On remarque également, creusés dans le socle calcaire et couverts partiellement d’algues vertes, des anciens parcs à huîtres, dont la culture n’a duré que quelques années. Les huîtres d’Étretat étaient fameuses, leur goût particulier étant dû au mélange de l’eau de mer et de l’eau douce de la rivière. La légende veut qu’Étretat livrait ses huîtres en une nuit à Versailles, pour Marie-Antoinette qui les consommait fraîches le matin.

Mais revenons à l’Arche d’Aval et à l’Aiguille. Impossible de les évoquer sans évoquer dans le même temps Maurice Leblanc et Arsène Lupin. Maurice Leblanc est un romancier français du début du 20ème siècle. Normand, il connait son Pays de Caux par cœur et s’installe à Étretat – sa maison est devenu un musée, le Clos Lupin – où il écrivit 19 romans mettant en scène son fils de papier : Arsène Lupin.

Je vais vous faire un aveu : j’ai lu tous les Arsène Lupin, j’ai également lu tous les Sherlock Holmes, et mon cœur adolescent vacillait sans cesse entre ces deux amoureux de papier. L’un est plus français que français : charmant, charmeur, malin… et voleur de son état. L’autre est cocaïnomane, sociopathe et rugueux… et détective de son état.

Arsène Lupin est le parfait gentleman-cambrioleur. Élégant, drôle, moqueur, il a un talent certain pour le déguisement et fait toujours montre de grande sagacité. Son caractère ambivalent, à la fois gamin et torturé, en font un personnage romanesque et mystérieux absolument charmant. Même s’il est du mauvais côté de la loi, il dépouille en général des personnalités riches qui sont en réalité bien plus méchantes qu’il ne l’est.

Arthur Conan Doyle fut fort dépité lorsque Maurice Leblanc publia “Arsène Lupin contre Herlock Sholmès” puisqu’il tournait évidemment en ridicule l’avatar bien transparent de son propre Sherlock Holmes.

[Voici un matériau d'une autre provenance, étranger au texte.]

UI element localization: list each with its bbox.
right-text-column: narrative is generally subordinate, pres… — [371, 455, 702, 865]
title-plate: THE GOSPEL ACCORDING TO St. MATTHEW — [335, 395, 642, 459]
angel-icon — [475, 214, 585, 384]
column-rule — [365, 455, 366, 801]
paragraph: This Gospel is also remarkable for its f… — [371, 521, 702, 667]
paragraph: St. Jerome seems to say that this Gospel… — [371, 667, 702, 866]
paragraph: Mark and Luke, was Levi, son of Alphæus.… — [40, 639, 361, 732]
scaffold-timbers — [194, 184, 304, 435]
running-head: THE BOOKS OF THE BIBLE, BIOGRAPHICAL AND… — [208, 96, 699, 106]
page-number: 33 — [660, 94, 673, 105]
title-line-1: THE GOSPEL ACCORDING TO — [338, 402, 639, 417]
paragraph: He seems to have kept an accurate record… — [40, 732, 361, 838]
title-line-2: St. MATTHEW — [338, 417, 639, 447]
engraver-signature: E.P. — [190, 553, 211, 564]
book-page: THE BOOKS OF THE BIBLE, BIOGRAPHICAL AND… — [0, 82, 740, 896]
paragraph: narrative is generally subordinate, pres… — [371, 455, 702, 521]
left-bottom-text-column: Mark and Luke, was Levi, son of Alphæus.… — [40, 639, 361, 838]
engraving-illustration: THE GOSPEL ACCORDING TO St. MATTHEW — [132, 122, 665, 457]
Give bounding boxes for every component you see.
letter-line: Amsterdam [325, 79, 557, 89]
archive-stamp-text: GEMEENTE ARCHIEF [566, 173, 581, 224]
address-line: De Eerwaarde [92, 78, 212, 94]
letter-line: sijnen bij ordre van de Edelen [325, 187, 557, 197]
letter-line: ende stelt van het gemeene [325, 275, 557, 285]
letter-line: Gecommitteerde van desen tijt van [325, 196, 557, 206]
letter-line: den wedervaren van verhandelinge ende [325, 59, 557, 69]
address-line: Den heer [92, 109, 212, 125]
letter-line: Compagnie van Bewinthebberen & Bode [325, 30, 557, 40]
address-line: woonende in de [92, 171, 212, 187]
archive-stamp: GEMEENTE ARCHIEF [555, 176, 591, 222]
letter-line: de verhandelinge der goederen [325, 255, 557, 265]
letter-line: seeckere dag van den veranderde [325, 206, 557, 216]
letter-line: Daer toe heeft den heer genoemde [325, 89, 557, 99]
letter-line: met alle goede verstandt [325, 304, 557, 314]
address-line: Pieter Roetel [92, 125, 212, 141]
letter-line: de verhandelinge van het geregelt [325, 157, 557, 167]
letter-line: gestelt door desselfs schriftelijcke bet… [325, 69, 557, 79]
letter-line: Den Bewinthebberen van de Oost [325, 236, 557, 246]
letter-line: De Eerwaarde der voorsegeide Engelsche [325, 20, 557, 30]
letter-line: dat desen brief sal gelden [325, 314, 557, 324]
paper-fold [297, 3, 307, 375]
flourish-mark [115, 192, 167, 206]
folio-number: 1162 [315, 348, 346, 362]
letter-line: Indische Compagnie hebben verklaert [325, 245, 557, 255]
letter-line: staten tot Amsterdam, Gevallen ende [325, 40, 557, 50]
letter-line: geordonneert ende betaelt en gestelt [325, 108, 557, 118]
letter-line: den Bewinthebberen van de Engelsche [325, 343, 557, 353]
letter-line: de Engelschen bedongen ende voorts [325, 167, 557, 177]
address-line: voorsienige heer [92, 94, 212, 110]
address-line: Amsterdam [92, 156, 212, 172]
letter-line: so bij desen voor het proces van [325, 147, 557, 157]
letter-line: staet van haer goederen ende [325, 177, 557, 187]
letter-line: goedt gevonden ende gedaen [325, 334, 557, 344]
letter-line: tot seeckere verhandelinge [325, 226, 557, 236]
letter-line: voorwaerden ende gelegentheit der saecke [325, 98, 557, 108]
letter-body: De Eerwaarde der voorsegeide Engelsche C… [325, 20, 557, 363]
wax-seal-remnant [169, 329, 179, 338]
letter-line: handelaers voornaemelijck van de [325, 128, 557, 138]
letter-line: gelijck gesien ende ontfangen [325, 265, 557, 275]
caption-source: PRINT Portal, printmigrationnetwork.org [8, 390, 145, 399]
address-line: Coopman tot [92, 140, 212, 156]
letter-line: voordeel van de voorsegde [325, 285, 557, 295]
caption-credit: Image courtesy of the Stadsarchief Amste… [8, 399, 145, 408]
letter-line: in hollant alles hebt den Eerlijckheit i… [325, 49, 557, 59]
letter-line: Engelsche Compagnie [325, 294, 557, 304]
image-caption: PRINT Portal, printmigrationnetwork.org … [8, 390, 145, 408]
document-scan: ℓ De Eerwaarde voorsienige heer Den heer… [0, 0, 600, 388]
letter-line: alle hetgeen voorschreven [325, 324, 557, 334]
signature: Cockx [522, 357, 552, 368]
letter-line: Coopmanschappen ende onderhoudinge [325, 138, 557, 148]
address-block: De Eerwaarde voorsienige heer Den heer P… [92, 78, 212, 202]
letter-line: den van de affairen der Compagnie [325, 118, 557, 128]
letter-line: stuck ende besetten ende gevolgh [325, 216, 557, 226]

Relégué au rang de “Conan Doyle français”, Maurice Leblanc a toujours souffert de ne pas avoir la reconnaissance de confrères versant dans “la littérature sérieuse” mais a toujours suscité une forte passion chez les lupinologues. Conan Doyle souffrait de ce même manque de reconnaissance, et a suscité la même passion chez les holmésiens.

Pour revenir à Étretat, le roman de Maurice Leblanc “l’Aiguille Creuse” met en scène la fameuse aiguille, qui comporte une salle secrète et qui comporte bien des trésors.

On peut toujours y rêver en admirant cette gigantesque aiguille…

A niveau d’eau, les falaises sont creusées de nombreuses grottes, qui permettent de passer de plage en plage. L’une de ces grottes fut aménagée en café, où artistes et marins se retrouvaient, le « Café Turc ».

En haut des falaises se trouve la Chambre des Demoiselles, un ensemble de trois rochers creusés d’une cavité. Selon la légende, un seigneur pourri de vice poursuivait trois chastes sœurs de ses ardeurs. Il les enferma dans cette cavité où elles moururent, hantant par la suite les falaises.

La Manneporte, la plus grande des trois portes, est si haute et si large qu’elle pourrait laisser passer un bateau toutes voiles déployées, si l’on en croit Guy de Maupassant.

La falaise de la Courtine comporte elle aussi de nombreuses grottes, dont le « Trou de Serrure », qui permet d’accéder facilement à la plage d’Antifer.

La beauté de ces falaises est à couper le souffle.